Tuesday evening, prosecutors and defense attorneys agreed on 12 jurors and three alternates to transport to Tampa on Sunday, where they will be housed in a hotel for an expected four days of testimony, which starts Monday.
The group is made up of eight men and seven women. Among them are a U.S. Postal Service supervisor, a women's health coordinator and a project manager for NASA. They do not know which of them are alternates.
Several have served as jurors before, including one man who served on four trials, including two murder cases.
They all swore they could presume Morris innocent until he is proven guilty.
Morris, 27, is best known in Hillsborough as the target of a massive manhunt sparked after the 2010 shooting deaths of Tampa police Officers Jeffrey Kocab and David Curtis. If convicted of those murders, he could face the death penalty.
But this murder trial will not deal with that case, and in this one Morris can receive a maximum of life in prison.
While Morris is accused of killing a total of five men, these jurors know only of 42-year-old Rodney Jones, shot dead outside the Cotton Club in West Tampa.

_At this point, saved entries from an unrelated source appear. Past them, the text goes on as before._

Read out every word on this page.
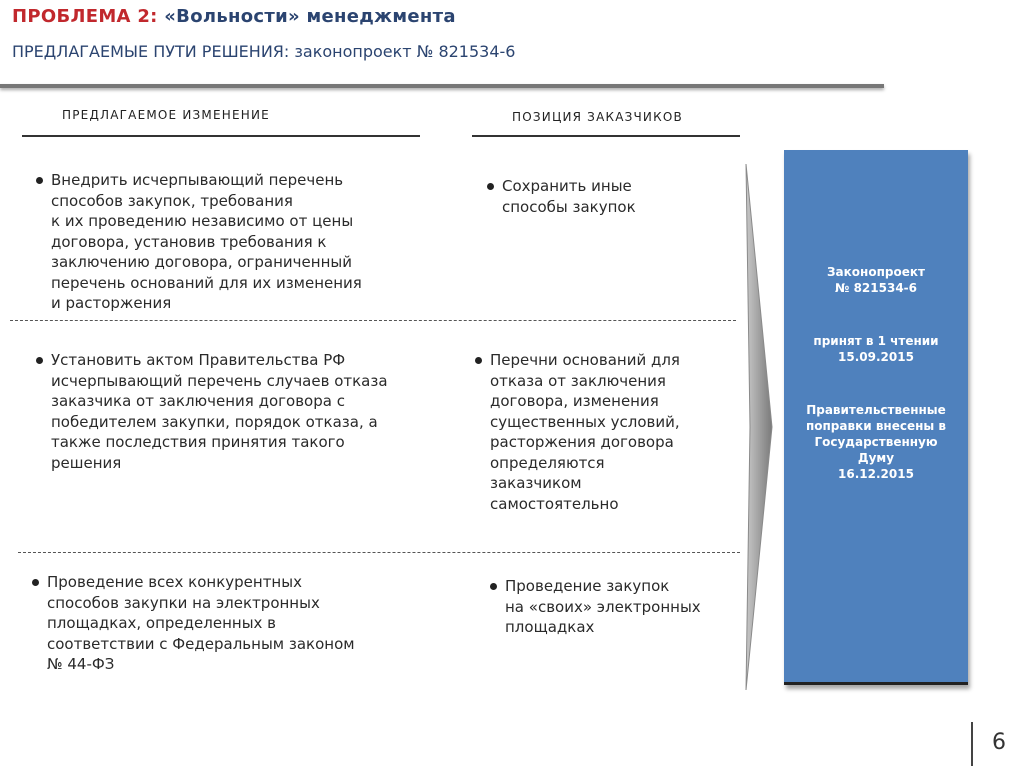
ПРОБЛЕМА 2: «Вольности» менеджмента
ПРЕДЛАГАЕМЫЕ ПУТИ РЕШЕНИЯ: законопроект № 821534-6
ПРЕДЛАГАЕМОЕ ИЗМЕНЕНИЕ	ПОЗИЦИЯ ЗАКАЗЧИКОВ
Внедрить исчерпывающий перечень
способов закупок, требования
к их проведению независимо от цены
договора, установив требования к
заключению договора, ограниченный
перечень оснований для их изменения
и расторжения
Сохранить иные
способы закупок
Установить актом Правительства РФ
исчерпывающий перечень случаев отказа
заказчика от заключения договора с
победителем закупки, порядок отказа, а
также последствия принятия такого
решения
Перечни оснований для
отказа от заключения
договора, изменения
существенных условий,
расторжения договора
определяются
заказчиком
самостоятельно
Проведение всех конкурентных
способов закупки на электронных
площадках, определенных в
соответствии с Федеральным законом
№ 44-ФЗ
Проведение закупок
на «своих» электронных
площадках
Законопроект
№ 821534-6
принят в 1 чтении
15.09.2015
Правительственные
поправки внесены в
Государственную
Думу
16.12.2015
6
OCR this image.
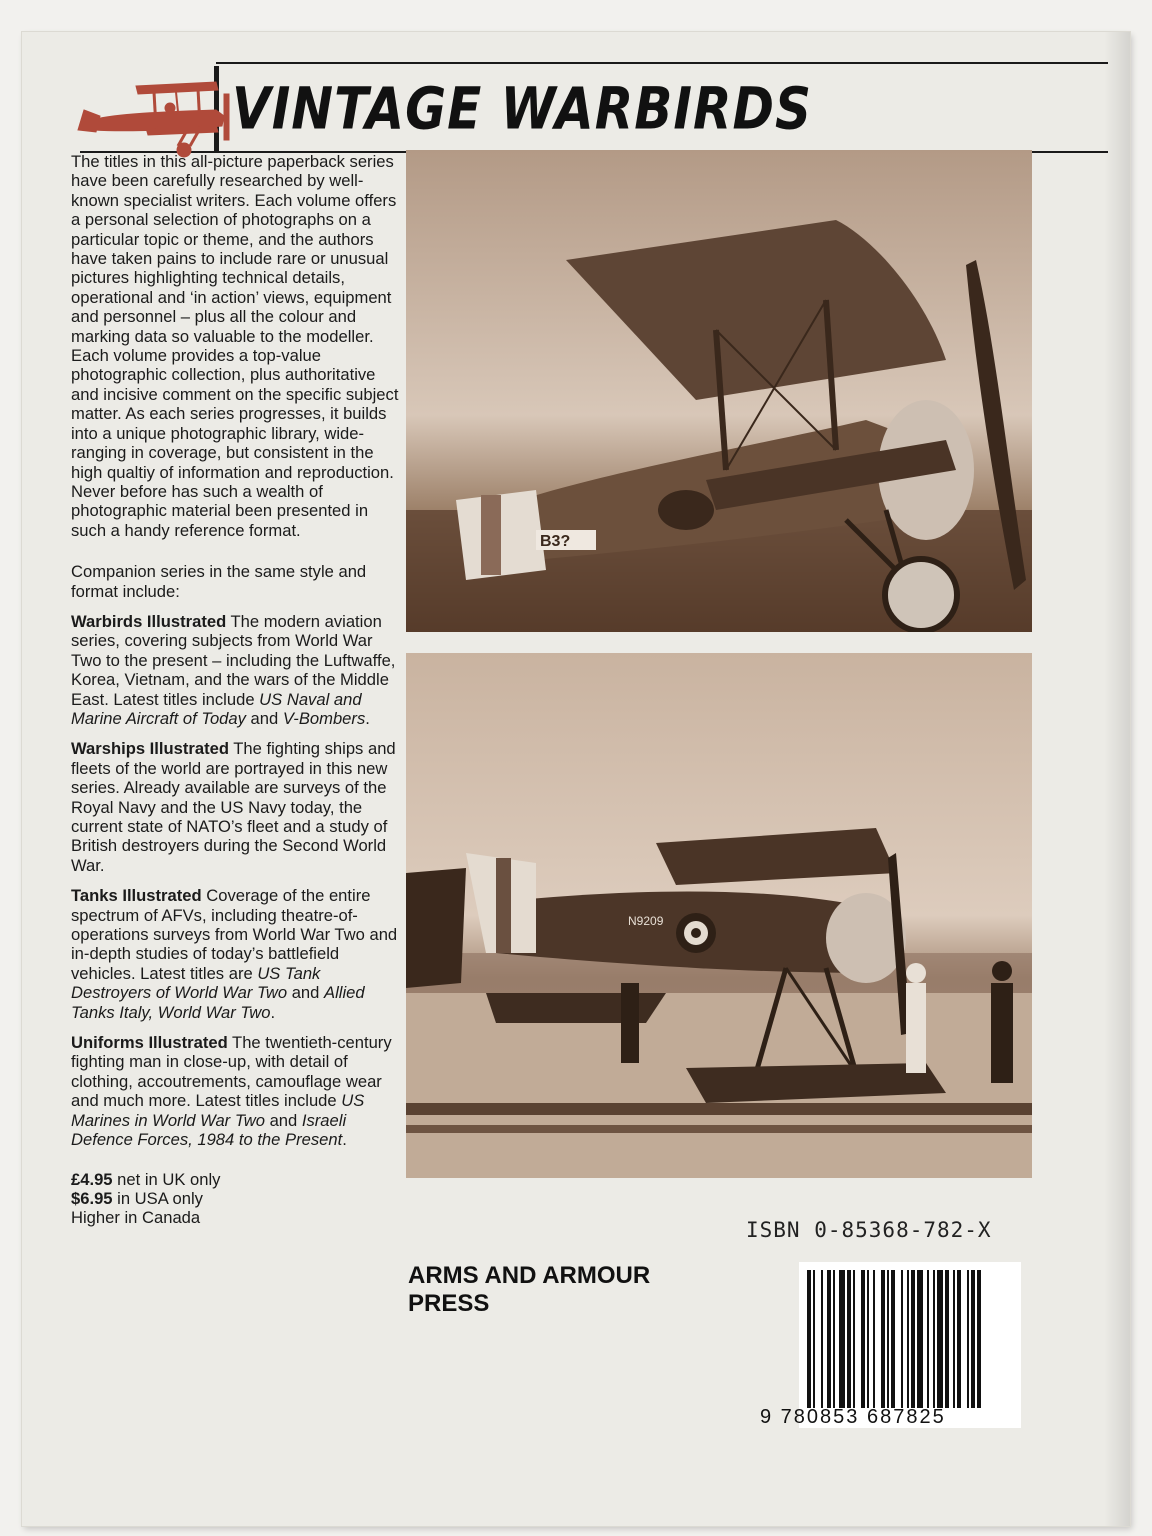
VINTAGE WARBIRDS

The titles in this all-picture paperback series have been carefully researched by well-known specialist writers. Each volume offers a personal selection of photographs on a particular topic or theme, and the authors have taken pains to include rare or unusual pictures highlighting technical details, operational and ‘in action’ views, equipment and personnel – plus all the colour and marking data so valuable to the modeller. Each volume provides a top-value photographic collection, plus authoritative and incisive comment on the specific subject matter. As each series progresses, it builds into a unique photographic library, wide-ranging in coverage, but consistent in the high qualtiy of information and reproduction. Never before has such a wealth of photographic material been presented in such a handy reference format.

Companion series in the same style and format include:

Warbirds Illustrated The modern aviation series, covering subjects from World War Two to the present – including the Luftwaffe, Korea, Vietnam, and the wars of the Middle East. Latest titles include US Naval and Marine Aircraft of Today and V-Bombers.

Warships Illustrated The fighting ships and fleets of the world are portrayed in this new series. Already available are surveys of the Royal Navy and the US Navy today, the current state of NATO’s fleet and a study of British destroyers during the Second World War.

Tanks Illustrated Coverage of the entire spectrum of AFVs, including theatre-of-operations surveys from World War Two and in-depth studies of today’s battlefield vehicles. Latest titles are US Tank Destroyers of World War Two and Allied Tanks Italy, World War Two.

Uniforms Illustrated The twentieth-century fighting man in close-up, with detail of clothing, accoutrements, camouflage wear and much more. Latest titles include US Marines in World War Two and Israeli Defence Forces, 1984 to the Present.

£4.95 net in UK only

$6.95 in USA only

Higher in Canada

B3?
N9209
ARMS AND ARMOUR
PRESS
ISBN 0-85368-782-X
9 780853 687825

Attorneys spent Tuesday questioning the panelists about their ability to be fair during a trial.
Morris, clad in a shirt and tie, took notes.
His attorneys got rid of a man with a law enforcement background, concerned he would be biased toward the prosecution.
Prosecutors cut an African-American pastor who had ministered to juveniles in a detention center, concerned he would be sympathetic to Morris.
The selection Tuesday was no different from that of any Tampa murder case — except it happened in the two-story penthouse courtroom where the world had watched the trial of Casey Anthony.
And the judge was escorted in by deputies with semiautomatic rifles that looked straight out of a video game.
And spectators were patted down twice and made to drink from their water bottles to prove it didn't contain poison.
For most of the day, "spectators" meant only four people — two supporters of Morris, and two Tampa-based journalists.
In Orlando, it turned out, Morris was just a stranger.